The FTC’s non-compete rule would have prohibited employers from entering and enforcing new non-competes with all workers including, but not limited to: employees, independent contractors, externs, interns, volunteers, apprentices, and sole proprietors who provide a service to a client. It would require employers to notify current and former workers, excluding senior executives, that their non-competes are no longer enforceable. The rule would also render existing non-competes unenforceable, excluding senior executives.

A federal court in Florida similarly rejected the non-compete rule, but alternatively grounded their decision in the major questions doctrine. The major questions doctrine refers to the Supreme Court declaration that if an agency seeks to decide an issue of major national significance, its action must have clear congressional authorization. Considering the economic significance of non-competes, Florida’s federal judges ruled against their implementation. The FTC has since appealed its decision, although the rule remains paused.

A federal court in Pennsylvania upheld the rule, however, the company which brought the suit has since withdrawn the case. The judges rejected the company’s claims it would suffer irreparable harm to its contractual rights and investments in specialized training if the rule were to go into effect. The judges also affirmed the FTC acted within its authority to designate all non-compete clauses as unfair methods of competition.

As the FTC’s appeals are considered, employers can continue utilizing non-competes. The judges’ decisions, however, will likely have significant implications for the future of non-competes in employment contracts nationwide and will play a key role in defining the scope of the FTC’s regulatory authority.

Pharmaceutical Companies Appeal Medicare Drug Price Negotiation Program
AstraZeneca, Bristol Myers Squibb, and Janssen requested the Third Circuit Court of Appeals to revive their previously dismissed lawsuits challenging the government’s authority to negotiate Medicare drug prices.

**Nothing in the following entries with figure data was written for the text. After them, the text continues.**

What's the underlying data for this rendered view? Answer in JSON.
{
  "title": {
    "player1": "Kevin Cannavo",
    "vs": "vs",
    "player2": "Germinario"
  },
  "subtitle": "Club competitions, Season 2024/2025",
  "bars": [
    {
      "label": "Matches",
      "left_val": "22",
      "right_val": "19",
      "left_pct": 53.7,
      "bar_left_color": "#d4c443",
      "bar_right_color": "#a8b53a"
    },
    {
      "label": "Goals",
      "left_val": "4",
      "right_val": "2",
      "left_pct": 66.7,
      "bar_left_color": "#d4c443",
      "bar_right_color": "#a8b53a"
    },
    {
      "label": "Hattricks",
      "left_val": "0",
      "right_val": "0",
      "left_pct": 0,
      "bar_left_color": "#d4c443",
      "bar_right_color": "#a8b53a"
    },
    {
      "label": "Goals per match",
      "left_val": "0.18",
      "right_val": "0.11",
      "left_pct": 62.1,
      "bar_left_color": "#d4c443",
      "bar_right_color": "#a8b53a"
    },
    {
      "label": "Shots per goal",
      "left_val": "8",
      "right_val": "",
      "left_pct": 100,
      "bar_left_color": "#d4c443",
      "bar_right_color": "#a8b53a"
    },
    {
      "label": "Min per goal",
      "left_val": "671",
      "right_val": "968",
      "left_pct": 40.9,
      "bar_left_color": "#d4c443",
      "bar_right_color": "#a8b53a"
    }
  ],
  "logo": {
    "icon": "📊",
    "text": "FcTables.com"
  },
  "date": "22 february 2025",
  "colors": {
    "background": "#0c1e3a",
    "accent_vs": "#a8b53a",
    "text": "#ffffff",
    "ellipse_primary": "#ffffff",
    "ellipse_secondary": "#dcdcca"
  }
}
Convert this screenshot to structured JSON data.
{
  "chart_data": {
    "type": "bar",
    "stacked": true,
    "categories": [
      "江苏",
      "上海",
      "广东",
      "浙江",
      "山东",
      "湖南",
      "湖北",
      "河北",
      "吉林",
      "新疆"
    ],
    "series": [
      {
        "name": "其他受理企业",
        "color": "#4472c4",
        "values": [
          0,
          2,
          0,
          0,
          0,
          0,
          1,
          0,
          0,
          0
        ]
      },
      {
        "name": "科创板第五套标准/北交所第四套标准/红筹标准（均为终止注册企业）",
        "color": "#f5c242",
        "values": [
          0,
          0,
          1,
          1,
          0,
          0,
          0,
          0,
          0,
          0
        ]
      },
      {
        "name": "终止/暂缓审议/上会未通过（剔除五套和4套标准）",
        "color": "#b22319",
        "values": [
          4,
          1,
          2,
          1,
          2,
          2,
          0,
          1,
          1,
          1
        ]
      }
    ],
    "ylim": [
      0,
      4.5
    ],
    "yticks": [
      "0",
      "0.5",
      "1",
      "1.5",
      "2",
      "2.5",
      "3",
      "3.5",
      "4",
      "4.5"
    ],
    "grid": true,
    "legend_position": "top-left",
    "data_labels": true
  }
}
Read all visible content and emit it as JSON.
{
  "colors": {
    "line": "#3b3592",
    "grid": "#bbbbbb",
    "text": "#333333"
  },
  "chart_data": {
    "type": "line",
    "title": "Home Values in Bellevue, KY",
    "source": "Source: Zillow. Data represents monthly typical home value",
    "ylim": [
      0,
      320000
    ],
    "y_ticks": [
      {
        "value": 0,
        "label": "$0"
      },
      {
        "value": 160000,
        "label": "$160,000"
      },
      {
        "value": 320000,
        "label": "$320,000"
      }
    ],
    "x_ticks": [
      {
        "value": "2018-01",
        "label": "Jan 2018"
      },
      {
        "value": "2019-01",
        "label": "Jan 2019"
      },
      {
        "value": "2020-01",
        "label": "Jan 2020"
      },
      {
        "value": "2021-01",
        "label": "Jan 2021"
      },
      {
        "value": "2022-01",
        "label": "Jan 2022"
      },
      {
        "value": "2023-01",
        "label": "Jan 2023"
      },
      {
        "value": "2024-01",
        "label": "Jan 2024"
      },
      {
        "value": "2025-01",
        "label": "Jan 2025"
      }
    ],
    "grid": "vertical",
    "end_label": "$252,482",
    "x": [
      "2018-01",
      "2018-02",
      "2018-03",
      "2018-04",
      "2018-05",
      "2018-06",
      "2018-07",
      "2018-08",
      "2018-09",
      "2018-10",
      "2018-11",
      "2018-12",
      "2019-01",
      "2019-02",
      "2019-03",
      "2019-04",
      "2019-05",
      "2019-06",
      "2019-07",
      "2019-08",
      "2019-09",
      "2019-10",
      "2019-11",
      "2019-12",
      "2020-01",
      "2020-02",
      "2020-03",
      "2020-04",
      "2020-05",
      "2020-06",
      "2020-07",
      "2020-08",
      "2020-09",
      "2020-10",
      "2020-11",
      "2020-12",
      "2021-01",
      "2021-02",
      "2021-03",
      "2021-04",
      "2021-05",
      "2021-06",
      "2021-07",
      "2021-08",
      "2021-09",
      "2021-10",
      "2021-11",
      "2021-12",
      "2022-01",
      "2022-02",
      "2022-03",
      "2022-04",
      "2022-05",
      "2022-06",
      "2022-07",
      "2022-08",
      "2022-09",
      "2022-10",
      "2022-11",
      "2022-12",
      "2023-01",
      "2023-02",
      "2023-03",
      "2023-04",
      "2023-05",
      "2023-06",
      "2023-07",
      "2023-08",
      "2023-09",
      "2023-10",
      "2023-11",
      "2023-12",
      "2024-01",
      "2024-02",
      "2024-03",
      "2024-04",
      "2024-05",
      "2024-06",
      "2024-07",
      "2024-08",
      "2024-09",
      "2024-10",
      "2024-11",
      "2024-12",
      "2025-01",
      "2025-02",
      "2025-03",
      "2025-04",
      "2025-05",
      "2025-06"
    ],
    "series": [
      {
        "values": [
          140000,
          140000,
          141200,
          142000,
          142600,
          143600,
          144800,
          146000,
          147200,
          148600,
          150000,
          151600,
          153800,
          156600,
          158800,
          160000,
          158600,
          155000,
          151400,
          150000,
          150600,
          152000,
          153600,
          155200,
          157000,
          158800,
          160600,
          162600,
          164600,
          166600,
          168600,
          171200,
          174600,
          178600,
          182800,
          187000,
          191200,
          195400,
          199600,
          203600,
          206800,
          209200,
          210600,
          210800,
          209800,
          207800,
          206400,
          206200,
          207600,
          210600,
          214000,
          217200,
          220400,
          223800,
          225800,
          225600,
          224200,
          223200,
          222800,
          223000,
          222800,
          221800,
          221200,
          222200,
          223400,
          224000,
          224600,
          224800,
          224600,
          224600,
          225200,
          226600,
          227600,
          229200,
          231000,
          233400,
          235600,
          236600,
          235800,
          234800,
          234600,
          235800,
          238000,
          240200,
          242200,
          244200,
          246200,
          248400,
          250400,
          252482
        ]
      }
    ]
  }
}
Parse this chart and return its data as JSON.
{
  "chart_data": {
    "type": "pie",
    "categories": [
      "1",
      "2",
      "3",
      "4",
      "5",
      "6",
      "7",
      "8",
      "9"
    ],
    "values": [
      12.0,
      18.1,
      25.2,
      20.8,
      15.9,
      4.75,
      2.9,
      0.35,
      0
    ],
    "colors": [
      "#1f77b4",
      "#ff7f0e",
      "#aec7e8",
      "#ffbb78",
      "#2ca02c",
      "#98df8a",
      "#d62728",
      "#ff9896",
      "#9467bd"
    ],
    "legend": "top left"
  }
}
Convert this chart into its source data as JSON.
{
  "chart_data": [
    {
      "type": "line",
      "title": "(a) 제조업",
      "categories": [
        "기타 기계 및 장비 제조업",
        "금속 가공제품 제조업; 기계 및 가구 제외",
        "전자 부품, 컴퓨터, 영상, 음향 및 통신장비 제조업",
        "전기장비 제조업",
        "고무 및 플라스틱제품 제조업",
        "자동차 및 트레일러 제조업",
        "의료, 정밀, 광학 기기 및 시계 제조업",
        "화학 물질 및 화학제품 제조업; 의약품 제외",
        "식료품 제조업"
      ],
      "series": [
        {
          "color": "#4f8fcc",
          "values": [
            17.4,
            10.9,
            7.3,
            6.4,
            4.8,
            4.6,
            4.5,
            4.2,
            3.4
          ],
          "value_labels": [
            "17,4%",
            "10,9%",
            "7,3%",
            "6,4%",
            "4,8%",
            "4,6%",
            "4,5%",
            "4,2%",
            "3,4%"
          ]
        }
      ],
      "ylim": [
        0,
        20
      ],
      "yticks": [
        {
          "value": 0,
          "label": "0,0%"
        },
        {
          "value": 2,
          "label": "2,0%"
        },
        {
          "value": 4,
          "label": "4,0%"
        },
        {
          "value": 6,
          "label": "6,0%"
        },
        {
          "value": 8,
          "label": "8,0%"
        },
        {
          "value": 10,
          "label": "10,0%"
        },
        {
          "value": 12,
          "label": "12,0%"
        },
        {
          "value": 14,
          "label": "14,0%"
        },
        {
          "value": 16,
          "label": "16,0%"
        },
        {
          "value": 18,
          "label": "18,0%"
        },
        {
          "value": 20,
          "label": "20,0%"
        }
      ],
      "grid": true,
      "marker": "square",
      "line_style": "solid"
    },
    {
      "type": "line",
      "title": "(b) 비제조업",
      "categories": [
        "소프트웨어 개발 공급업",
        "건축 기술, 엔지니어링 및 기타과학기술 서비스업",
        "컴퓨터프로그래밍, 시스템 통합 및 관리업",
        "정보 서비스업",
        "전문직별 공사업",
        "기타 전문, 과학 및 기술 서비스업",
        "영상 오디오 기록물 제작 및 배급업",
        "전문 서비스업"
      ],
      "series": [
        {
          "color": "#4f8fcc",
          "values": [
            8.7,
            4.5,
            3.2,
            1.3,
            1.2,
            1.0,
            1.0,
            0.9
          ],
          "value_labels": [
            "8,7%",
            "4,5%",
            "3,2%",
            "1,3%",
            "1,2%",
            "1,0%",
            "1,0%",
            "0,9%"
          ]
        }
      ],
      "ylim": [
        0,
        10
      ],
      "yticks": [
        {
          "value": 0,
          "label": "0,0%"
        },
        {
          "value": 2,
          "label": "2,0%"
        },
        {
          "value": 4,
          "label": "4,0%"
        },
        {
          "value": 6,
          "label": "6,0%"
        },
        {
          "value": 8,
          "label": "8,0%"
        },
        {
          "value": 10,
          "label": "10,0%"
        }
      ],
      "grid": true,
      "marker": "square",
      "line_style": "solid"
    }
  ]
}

Through the first round of negotiations, the prices of AstraZeneca’s diabetes medication, Farxiga, Bristol Myers’ blood thinner, Eliquis, and Janssen’s blood thinner, Xarelto, were each reduced between 56% and 68%. The negotiated prices will go into effect in 2026 and, projected, will save Medicare approximately six billion in the first year.

The pharmaceutical companies raised numerous concerns, such as the severe consequences of refusing to accept negotiated prices. Either by accepting steep penalties or withdrawing from Medicare, Bristol Myers Squibb argued the negotiation process amounts to an unconstitutional taking of property without just compensation.

Meanwhile, Janssen’s attorney grounded their argument in First Amendment concerns, maintaining that requiring companies to agree to a “maximum fair price” compels speech which violates their constitutional rights.

The pharmaceutical industry has filed eight lawsuits against the Biden Administration, challenging the validity of Medicare’s negotiation authority. Federal courts have continued to uphold the constitutionality of the drug price negotiation program, enforcing the importance of the Third Circuit’s ruling. A ruling in favor of Medicare would fortify the precedent needed to discourage future challenges. A ruling in favor of the pharmaceutical companies, however, is expected to impact access to life-saving medications significantly.